Variations in disclosure practice mean that the figures must be treated with care. Some institutions such as Queen Mary and Westfield College and University College made full and detailed declarations of pay, pensions and benefits. Others declare only a salary figure, and definitions of benefits vary widely.
Gavin MacKenzie of headhunters Saxon Bampfylde said: "In some cases performance-related pay and other bonuses may add up to 20 per cent." There are no comparable figures for pervious years, but Mr MacKenzie said: "I have a sense that the trend is upwards. There is a willingness on the part of governors to go a little further if it is relevant, and recent clients have not been giving us upper limits to work to."
The figures remain lower than comparable private sector rewards. Mr MacKenzie said a manufacturing company with a turnover of Pounds 125 million - about the size of Southampton University - would expect to pay a salary of Pounds 120-125,000, while a similar sized operation in a high-tech growth sector might offer more than Pounds 200,000.

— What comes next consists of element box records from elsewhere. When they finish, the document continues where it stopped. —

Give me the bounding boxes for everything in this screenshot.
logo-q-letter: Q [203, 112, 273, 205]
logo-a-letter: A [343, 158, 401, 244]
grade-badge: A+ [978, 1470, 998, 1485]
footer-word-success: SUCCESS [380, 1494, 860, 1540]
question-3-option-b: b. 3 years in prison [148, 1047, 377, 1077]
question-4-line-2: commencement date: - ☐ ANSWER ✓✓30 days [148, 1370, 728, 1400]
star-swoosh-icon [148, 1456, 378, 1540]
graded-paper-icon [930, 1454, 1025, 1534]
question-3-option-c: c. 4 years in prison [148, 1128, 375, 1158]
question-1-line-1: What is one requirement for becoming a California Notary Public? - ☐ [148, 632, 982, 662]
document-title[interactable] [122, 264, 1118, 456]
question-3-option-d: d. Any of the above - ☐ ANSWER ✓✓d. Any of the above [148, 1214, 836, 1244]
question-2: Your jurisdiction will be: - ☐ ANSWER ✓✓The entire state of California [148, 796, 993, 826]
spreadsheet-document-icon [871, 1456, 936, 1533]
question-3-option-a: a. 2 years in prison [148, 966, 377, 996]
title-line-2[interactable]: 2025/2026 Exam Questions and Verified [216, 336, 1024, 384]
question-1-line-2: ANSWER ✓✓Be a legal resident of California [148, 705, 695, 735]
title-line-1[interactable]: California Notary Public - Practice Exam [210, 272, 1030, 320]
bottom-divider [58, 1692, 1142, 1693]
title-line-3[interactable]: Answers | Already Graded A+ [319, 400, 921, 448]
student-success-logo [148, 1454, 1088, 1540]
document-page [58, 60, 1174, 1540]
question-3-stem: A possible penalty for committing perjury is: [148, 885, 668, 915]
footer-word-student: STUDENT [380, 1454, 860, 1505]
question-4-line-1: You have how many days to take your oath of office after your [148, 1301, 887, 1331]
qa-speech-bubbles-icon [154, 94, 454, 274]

Within the public sector, permanent secretaries and High Court judges receive salaries of Pounds 95,000, a grade one prison governor gets Pounds 48,000, the chief executive of the Higher Education Funding Council for England Pounds 87,000 and the chief executive of the Medical Research Council Pounds 101,240. The headship of Eton College was reported to be worth Pounds 70-75,000 in 1993.
Nor are vice chancellors the best paid academics. Eleven other members of staff, all from institutions with large medical schools, were listed as being paid more than Pounds 100,000 exclusive of pension rights - three at University College, London were on more than Pounds 120,000. There are almost certainly many more undeclared. Large civic institutions, many of which have medical schools, are the group least likely to have declared top earnings in 1993/94.
Derek Roberts of University College, London, who has the highest declared package, pointed to variations in declaration practices and said: "What other heads of institutions are paid does not concern me. The only issue for me is whether the people who fix my pay think I am worth it". Previously a director of GEC, he said his pay had fallen by a factor of three when he moved to UCL: "The pay of all academic staff needs increasing," he said.
Mike Fitzgerald of Thames Valley University was unconcerned at being the lowest paid vice chancellor: "I am the highest paid person in this institution and I think I am very well paid for what I do".
David Triesman, general secretary of the Association of University Teachers, said: "I have no problem with vice chancellors being well paid. It is a serious and demanding job. But there is a problem of fairness that their pay appears to have risen in a time when staff have received a series of setbacks. It isn't easy to see what the vice chancellors could have done about this."